Jeff Hudson | Enterprise staff writer

The good news: The Davis school district’s financial picture is about $2 million better than expected.

The bad news: Most of that fund balance is in the form of state and federal IOUs. It’s “Monopoly money,” according to Associate Superintendent Bruce Colby, the district’s chief business officer.

The Board of Education spent much of Thursday night’s meeting examining several challenging budget situations that the district may face during the coming year.
The fund balance results from “favorable updates in final funding allocations, final billing for a special education and mental health (funding shift by the state), and purposeful (local) underspending” within the district, Colby said.

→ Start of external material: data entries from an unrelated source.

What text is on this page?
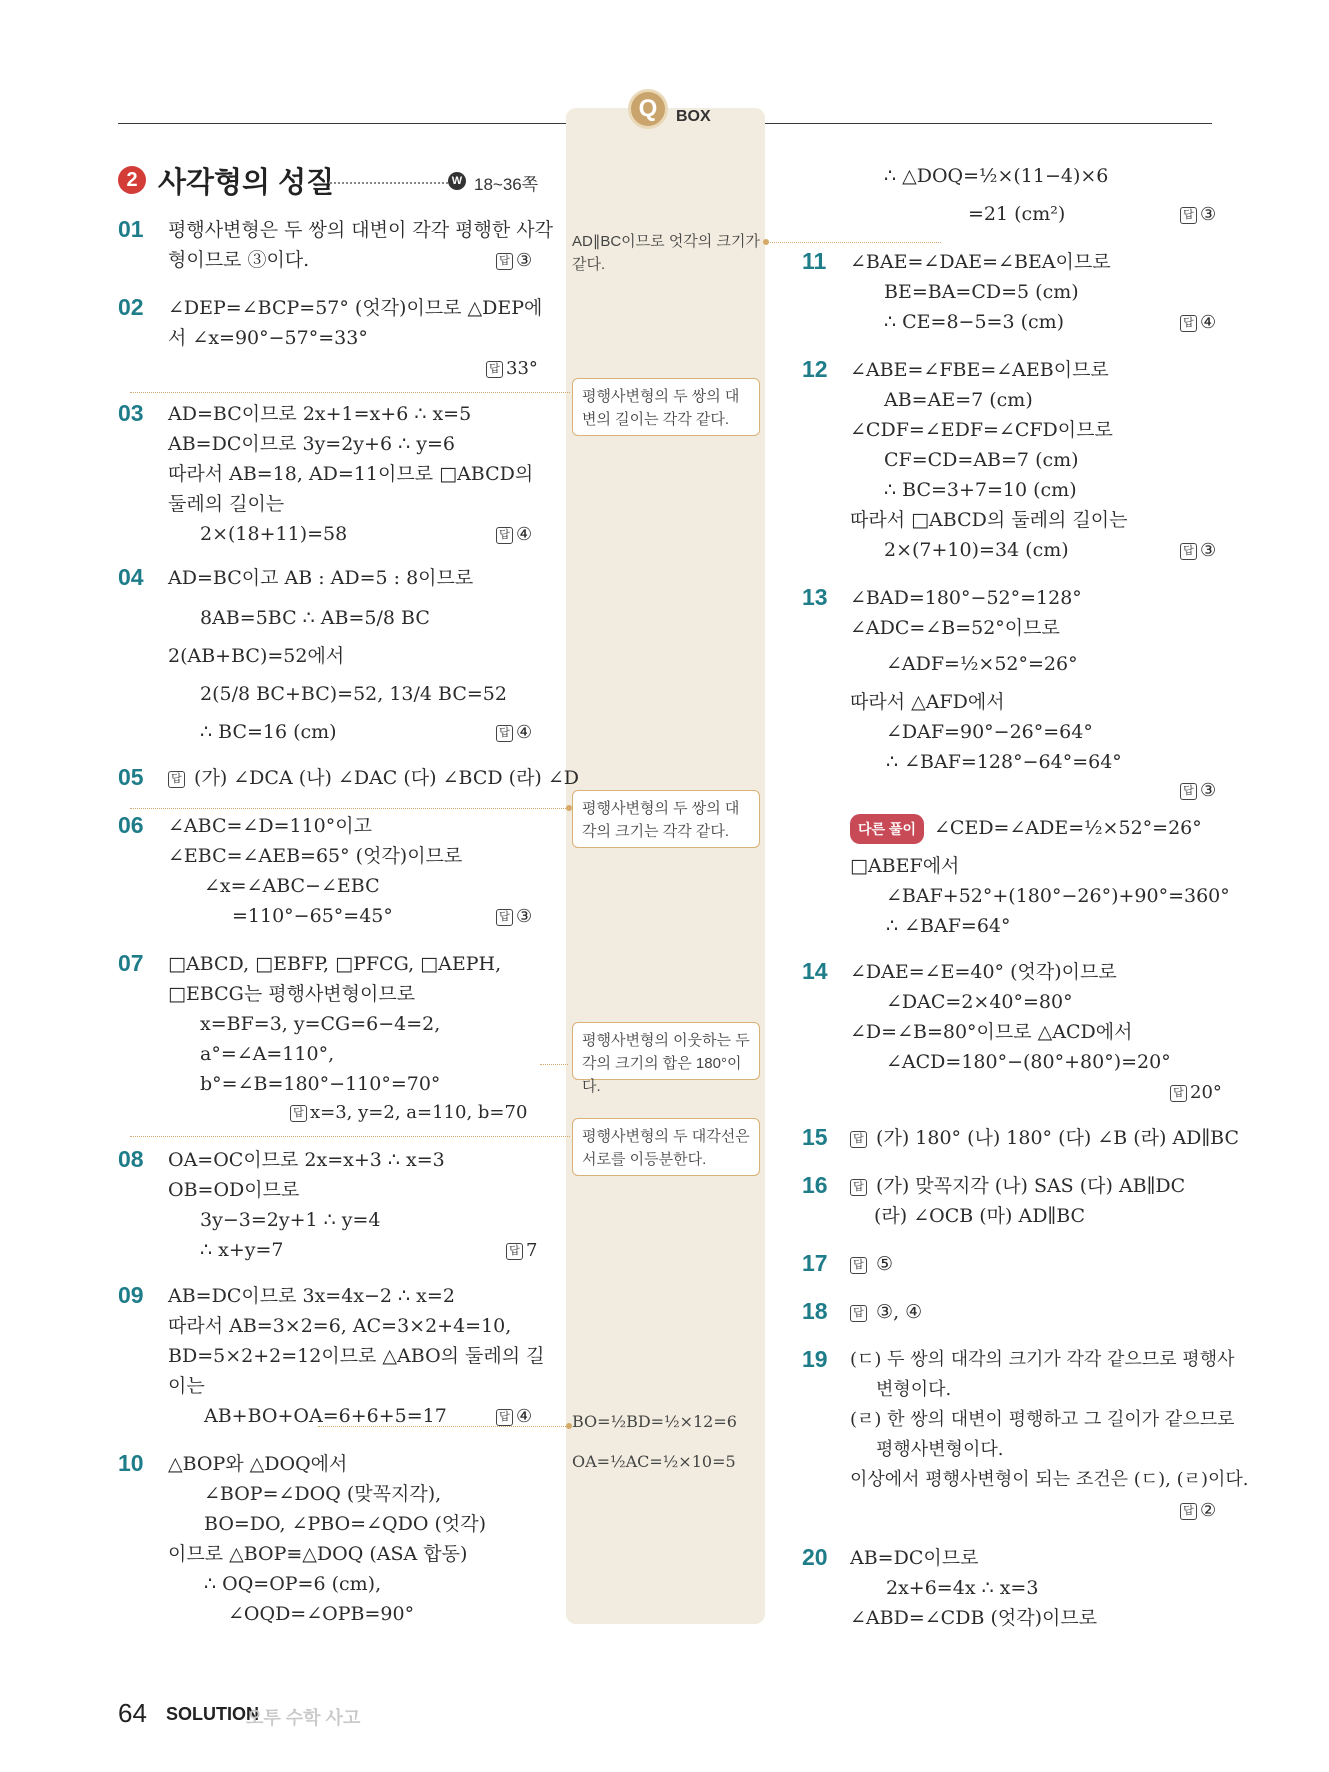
Q	BOX
2 사각형의 성질	W 18~36쪽
AD∥BC이므로 엇각의 크기가 같다.
평행사변형의 두 쌍의 대변의 길이는 각각 같다.
평행사변형의 두 쌍의 대각의 크기는 각각 같다.
평행사변형의 이웃하는 두 각의 크기의 합은 180°이다.
평행사변형의 두 대각선은 서로를 이등분한다.
BO=½BD=½×12=6
OA=½AC=½×10=5
01 평행사변형은 두 쌍의 대변이 각각 평행한 사각
형이므로 ③이다.	답 ③
02 ∠DEP=∠BCP=57° (엇각)이므로 △DEP에
서 ∠x=90°−57°=33°
답 33°
03 AD=BC이므로 2x+1=x+6 ∴ x=5
AB=DC이므로 3y=2y+6 ∴ y=6
따라서 AB=18, AD=11이므로 □ABCD의
둘레의 길이는
2×(18+11)=58	답 ④
04 AD=BC이고 AB : AD=5 : 8이므로
8AB=5BC ∴ AB=5/8 BC
2(AB+BC)=52에서
2(5/8 BC+BC)=52, 13/4 BC=52
∴ BC=16 (cm)	답 ④
05	답 (가) ∠DCA (나) ∠DAC (다) ∠BCD (라) ∠D
06 ∠ABC=∠D=110°이고
∠EBC=∠AEB=65° (엇각)이므로
∠x=∠ABC−∠EBC
=110°−65°=45°	답 ③
07 □ABCD, □EBFP, □PFCG, □AEPH,
□EBCG는 평행사변형이므로
x=BF=3, y=CG=6−4=2,
a°=∠A=110°,
b°=∠B=180°−110°=70°
답 x=3, y=2, a=110, b=70
08 OA=OC이므로 2x=x+3 ∴ x=3
OB=OD이므로
3y−3=2y+1 ∴ y=4
∴ x+y=7	답 7
09 AB=DC이므로 3x=4x−2 ∴ x=2
따라서 AB=3×2=6, AC=3×2+4=10,
BD=5×2+2=12이므로 △ABO의 둘레의 길
이는
AB+BO+OA=6+6+5=17	답 ④
10 △BOP와 △DOQ에서
∠BOP=∠DOQ (맞꼭지각),
BO=DO, ∠PBO=∠QDO (엇각)
이므로 △BOP≡△DOQ (ASA 합동)
∴ OQ=OP=6 (cm),
∠OQD=∠OPB=90°
∴ △DOQ=½×(11−4)×6
=21 (cm²)	답 ③
11 ∠BAE=∠DAE=∠BEA이므로
BE=BA=CD=5 (cm)
∴ CE=8−5=3 (cm)	답 ④
12 ∠ABE=∠FBE=∠AEB이므로
AB=AE=7 (cm)
∠CDF=∠EDF=∠CFD이므로
CF=CD=AB=7 (cm)
∴ BC=3+7=10 (cm)
따라서 □ABCD의 둘레의 길이는
2×(7+10)=34 (cm)	답 ③
13 ∠BAD=180°−52°=128°
∠ADC=∠B=52°이므로
∠ADF=½×52°=26°
따라서 △AFD에서
∠DAF=90°−26°=64°
∴ ∠BAF=128°−64°=64°
답 ③
다른 풀이 ∠CED=∠ADE=½×52°=26°
□ABEF에서
∠BAF+52°+(180°−26°)+90°=360°
∴ ∠BAF=64°
14 ∠DAE=∠E=40° (엇각)이므로
∠DAC=2×40°=80°
∠D=∠B=80°이므로 △ACD에서
∠ACD=180°−(80°+80°)=20°
답 20°
15 답 (가) 180° (나) 180° (다) ∠B (라) AD∥BC
16 답 (가) 맞꼭지각 (나) SAS (다) AB∥DC
(라) ∠OCB (마) AD∥BC
17 답 ⑤
18 답 ③, ④
19 (ㄷ) 두 쌍의 대각의 크기가 각각 같으므로 평행사
변형이다.
(ㄹ) 한 쌍의 대변이 평행하고 그 길이가 같으므로
평행사변형이다.
이상에서 평행사변형이 되는 조건은 (ㄷ), (ㄹ)이다.
답 ②
20 AB=DC이므로
2x+6=4x ∴ x=3
∠ABD=∠CDB (엇각)이므로
64 SOLUTION
오투 수학 사고
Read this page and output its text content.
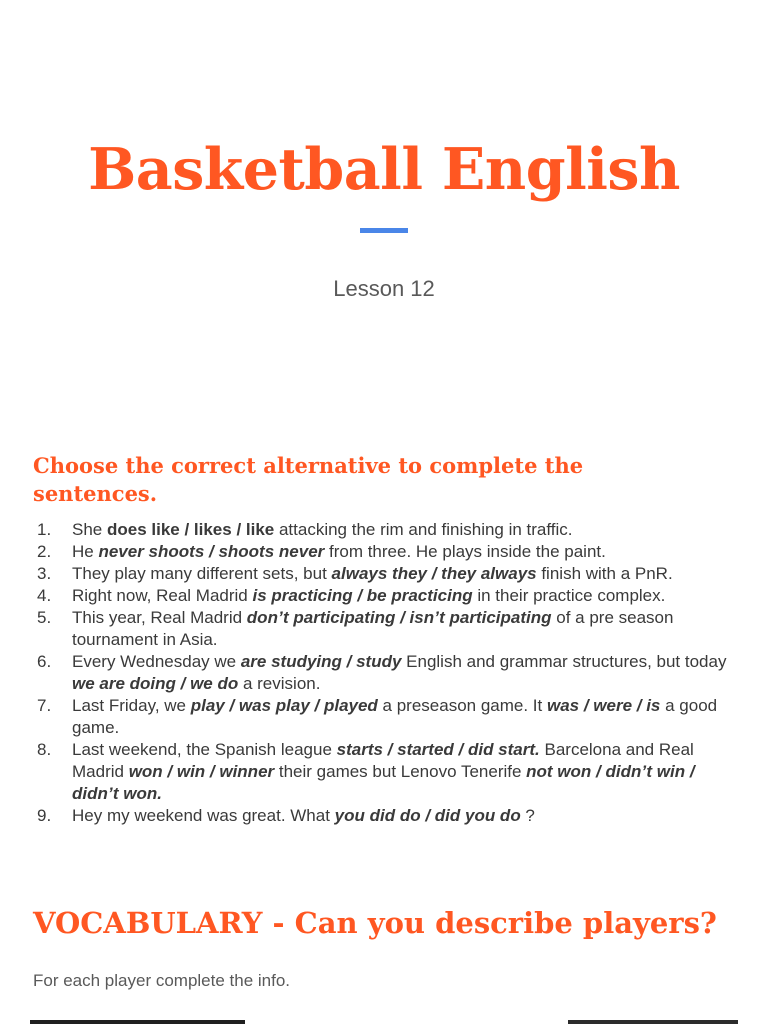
Basketball English

Lesson 12

Choose the correct alternative to complete the sentences.
1. She does like / likes / like attacking the rim and finishing in traffic.
2. He never shoots / shoots never from three. He plays inside the paint.
3. They play many different sets, but always they / they always finish with a PnR.
4. Right now, Real Madrid is practicing / be practicing in their practice complex.
5. This year, Real Madrid don’t participating / isn’t participating of a pre season tournament in Asia.
6. Every Wednesday we are studying / study English and grammar structures, but today we are doing / we do a revision.
7. Last Friday, we play / was play / played a preseason game. It was / were / is a good game.
8. Last weekend, the Spanish league starts / started / did start. Barcelona and Real Madrid won / win / winner their games but Lenovo Tenerife not won / didn’t win / didn’t won.
9. Hey my weekend was great. What you did do / did you do ?
VOCABULARY - Can you describe players?

For each player complete the info.
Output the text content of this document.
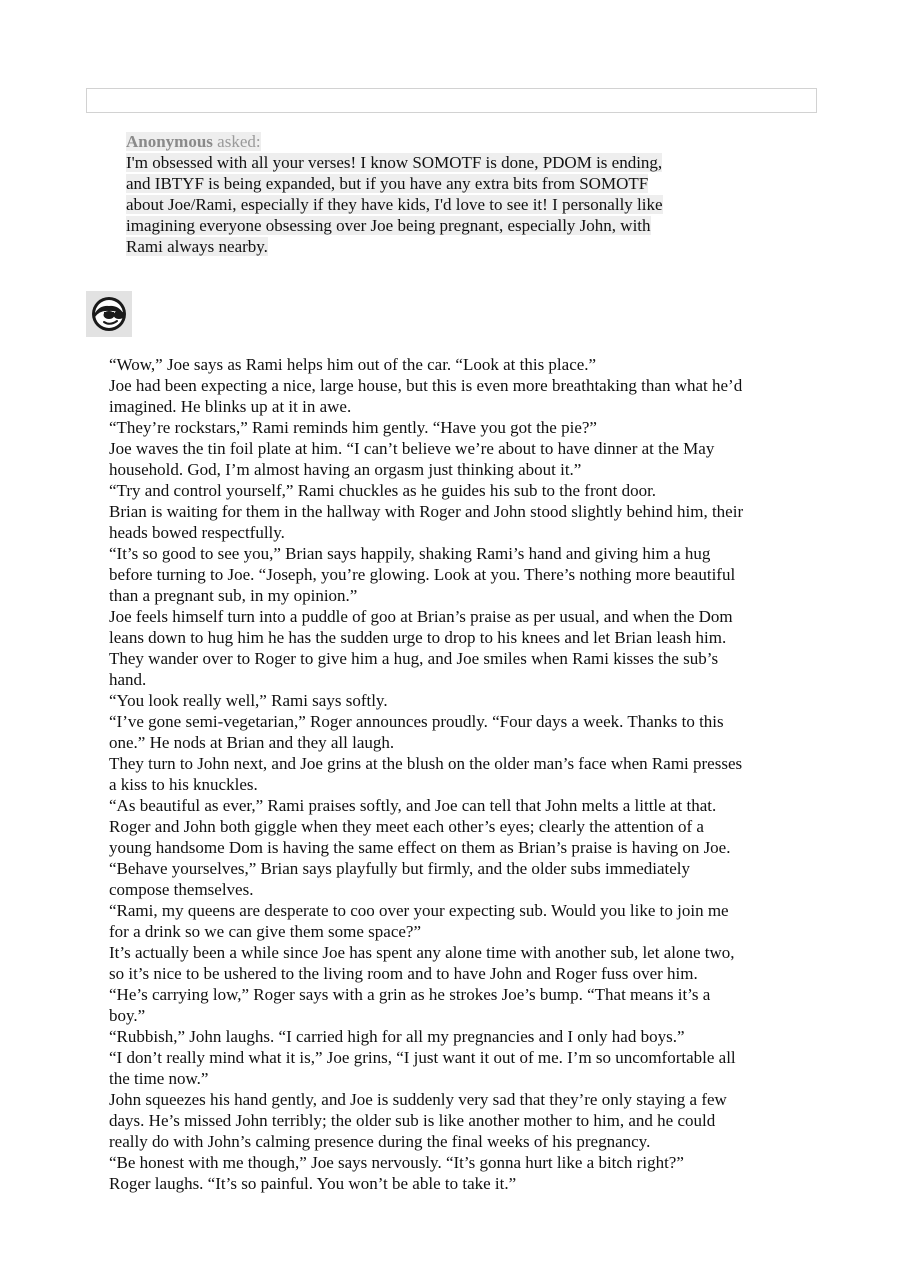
Anonymous asked:
I'm obsessed with all your verses! I know SOMOTF is done, PDOM is ending,
and IBTYF is being expanded, but if you have any extra bits from SOMOTF
about Joe/Rami, especially if they have kids, I'd love to see it! I personally like
imagining everyone obsessing over Joe being pregnant, especially John, with
Rami always nearby.

“Wow,” Joe says as Rami helps him out of the car. “Look at this place.”

Joe had been expecting a nice, large house, but this is even more breathtaking than what he’d

imagined. He blinks up at it in awe.

“They’re rockstars,” Rami reminds him gently. “Have you got the pie?”

Joe waves the tin foil plate at him. “I can’t believe we’re about to have dinner at the May

household. God, I’m almost having an orgasm just thinking about it.”

“Try and control yourself,” Rami chuckles as he guides his sub to the front door.

Brian is waiting for them in the hallway with Roger and John stood slightly behind him, their

heads bowed respectfully.

“It’s so good to see you,” Brian says happily, shaking Rami’s hand and giving him a hug

before turning to Joe. “Joseph, you’re glowing. Look at you. There’s nothing more beautiful

than a pregnant sub, in my opinion.”

Joe feels himself turn into a puddle of goo at Brian’s praise as per usual, and when the Dom

leans down to hug him he has the sudden urge to drop to his knees and let Brian leash him.

They wander over to Roger to give him a hug, and Joe smiles when Rami kisses the sub’s

hand.

“You look really well,” Rami says softly.

“I’ve gone semi-vegetarian,” Roger announces proudly. “Four days a week. Thanks to this

one.” He nods at Brian and they all laugh.

They turn to John next, and Joe grins at the blush on the older man’s face when Rami presses

a kiss to his knuckles.

“As beautiful as ever,” Rami praises softly, and Joe can tell that John melts a little at that.

Roger and John both giggle when they meet each other’s eyes; clearly the attention of a

young handsome Dom is having the same effect on them as Brian’s praise is having on Joe.

“Behave yourselves,” Brian says playfully but firmly, and the older subs immediately

compose themselves.

“Rami, my queens are desperate to coo over your expecting sub. Would you like to join me

for a drink so we can give them some space?”

It’s actually been a while since Joe has spent any alone time with another sub, let alone two,

so it’s nice to be ushered to the living room and to have John and Roger fuss over him.

“He’s carrying low,” Roger says with a grin as he strokes Joe’s bump. “That means it’s a

boy.”

“Rubbish,” John laughs. “I carried high for all my pregnancies and I only had boys.”

“I don’t really mind what it is,” Joe grins, “I just want it out of me. I’m so uncomfortable all

the time now.”

John squeezes his hand gently, and Joe is suddenly very sad that they’re only staying a few

days. He’s missed John terribly; the older sub is like another mother to him, and he could

really do with John’s calming presence during the final weeks of his pregnancy.

“Be honest with me though,” Joe says nervously. “It’s gonna hurt like a bitch right?”

Roger laughs. “It’s so painful. You won’t be able to take it.”
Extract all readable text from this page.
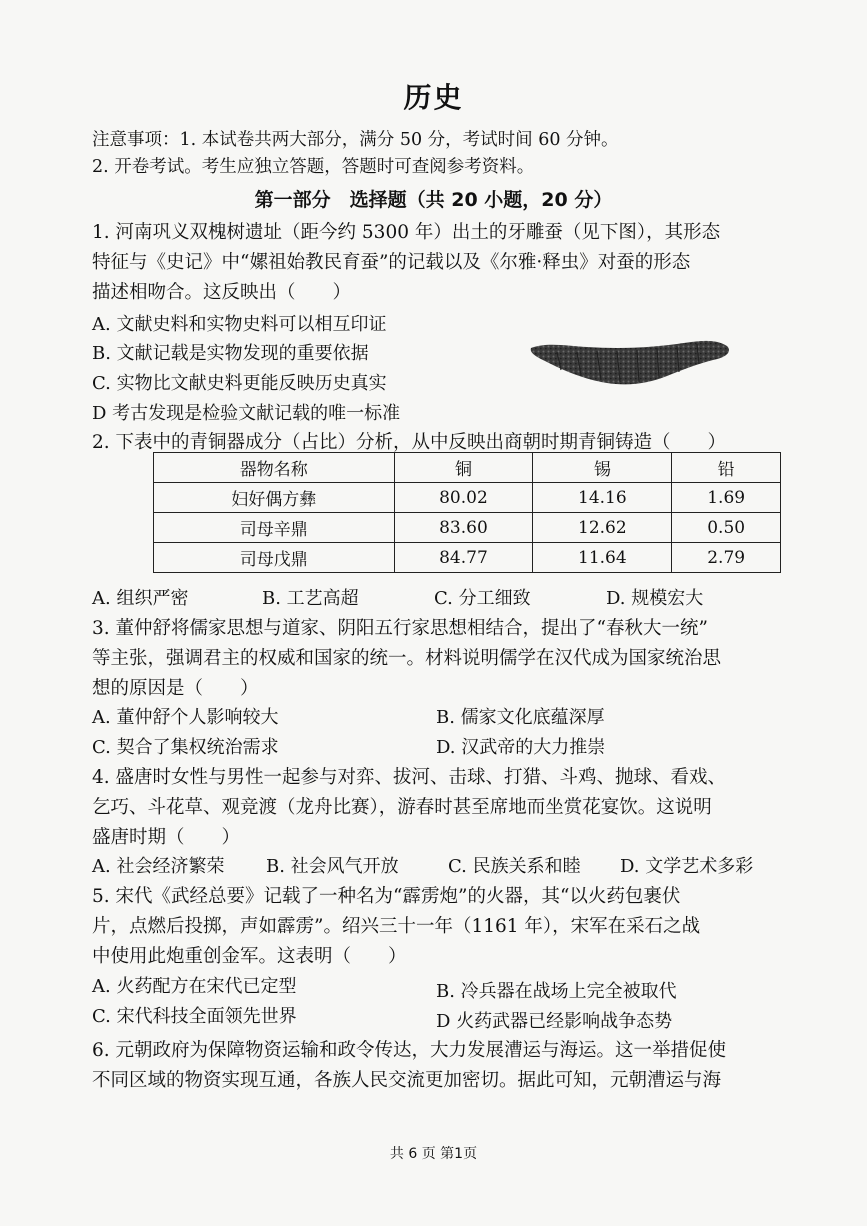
历史
注意事项：1. 本试卷共两大部分，满分 50 分，考试时间 60 分钟。
2. 开卷考试。考生应独立答题，答题时可查阅参考资料。
第一部分　选择题（共 20 小题，20 分）
1. 河南巩义双槐树遗址（距今约 5300 年）出土的牙雕蚕（见下图），其形态
特征与《史记》中“嫘祖始教民育蚕”的记载以及《尔雅·释虫》对蚕的形态
描述相吻合。这反映出（　　）
A. 文献史料和实物史料可以相互印证
B. 文献记载是实物发现的重要依据
C. 实物比文献史料更能反映历史真实
D 考古发现是检验文献记载的唯一标准
2. 下表中的青铜器成分（占比）分析，从中反映出商朝时期青铜铸造（　　）
器物名称	铜	锡	铅
妇好偶方彝	80.02	14.16	1.69
司母辛鼎	83.60	12.62	0.50
司母戊鼎	84.77	11.64	2.79
A. 组织严密	B. 工艺高超	C. 分工细致	D. 规模宏大
3. 董仲舒将儒家思想与道家、阴阳五行家思想相结合，提出了“春秋大一统”
等主张，强调君主的权威和国家的统一。材料说明儒学在汉代成为国家统治思
想的原因是（　　）
A. 董仲舒个人影响较大	B. 儒家文化底蕴深厚
C. 契合了集权统治需求	D. 汉武帝的大力推崇
4. 盛唐时女性与男性一起参与对弈、拔河、击球、打猎、斗鸡、抛球、看戏、
乞巧、斗花草、观竞渡（龙舟比赛），游春时甚至席地而坐赏花宴饮。这说明
盛唐时期（　　）
A. 社会经济繁荣 B. 社会风气开放	C. 民族关系和睦 D. 文学艺术多彩
5. 宋代《武经总要》记载了一种名为“霹雳炮”的火器，其“以火药包裹伏
片，点燃后投掷，声如霹雳”。绍兴三十一年（1161 年），宋军在采石之战
中使用此炮重创金军。这表明（　　）
A. 火药配方在宋代已定型	B. 冷兵器在战场上完全被取代
C. 宋代科技全面领先世界	D 火药武器已经影响战争态势
6. 元朝政府为保障物资运输和政令传达，大力发展漕运与海运。这一举措促使
不同区域的物资实现互通，各族人民交流更加密切。据此可知，元朝漕运与海
共 6 页 第1页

But he added, “While the ending balance appears healthy, it is not. The increasing delays in state and federal payments (to the Davis district) have diminished our available cash reserves. There are no available cash reserves to spend down the fund balance.”

In other words, Colby said, “the (state-issued and federal-issued) IOUs are actually larger than the district’s total fund balance. If you were a corporation or a business, that would mean you are in big trouble … On paper, it looks like we have all this fund balance. But you can’t write a check” to cover payroll for teachers and other district employees based on that fund balance, “because it’s accounting dollars, not cash,” Colby said.

He termed the state and federal deferred payments (or IOUs) as “Monopoly money.”
Colby added that despite several reductions in budget and staffing, Davis is still “deficit spending in the million-dollar range” annually because revenue cuts have been even larger. Colby also advised the board that “the biggest part of our budget is teacher payroll, and you have to make decisions (about staffing for 2012-13) by March 15, 2012.”

The school board also reviewed the staffing cuts that the district would have to consider if a school parcel tax vote fails in a mail-only election March 6. Measures Q and W currently generate $6.5 million in funding annually. They expire in June.
Measures Q and W fund the equivalent of 78 full-time positions — 51 teachers, counselors, librarians and other certificated employees plus 27 classified employees (school secretaries, support staff and others). Also included are stipends for 91 coaches and 22 other part-time positions.

If they are not renewed, class size would go up in local elementary schools, reading and math specialists would be de-funded, and several positions for nurses, psychologists, counselors, music teachers and science teachers likely would disappear.

In addition, Colby warned that Davis faces a possible $2 million hurdle in December if “trigger cuts” kick in because state revenues come in lower than predicted under assumptions that were part of the state budget approved in June.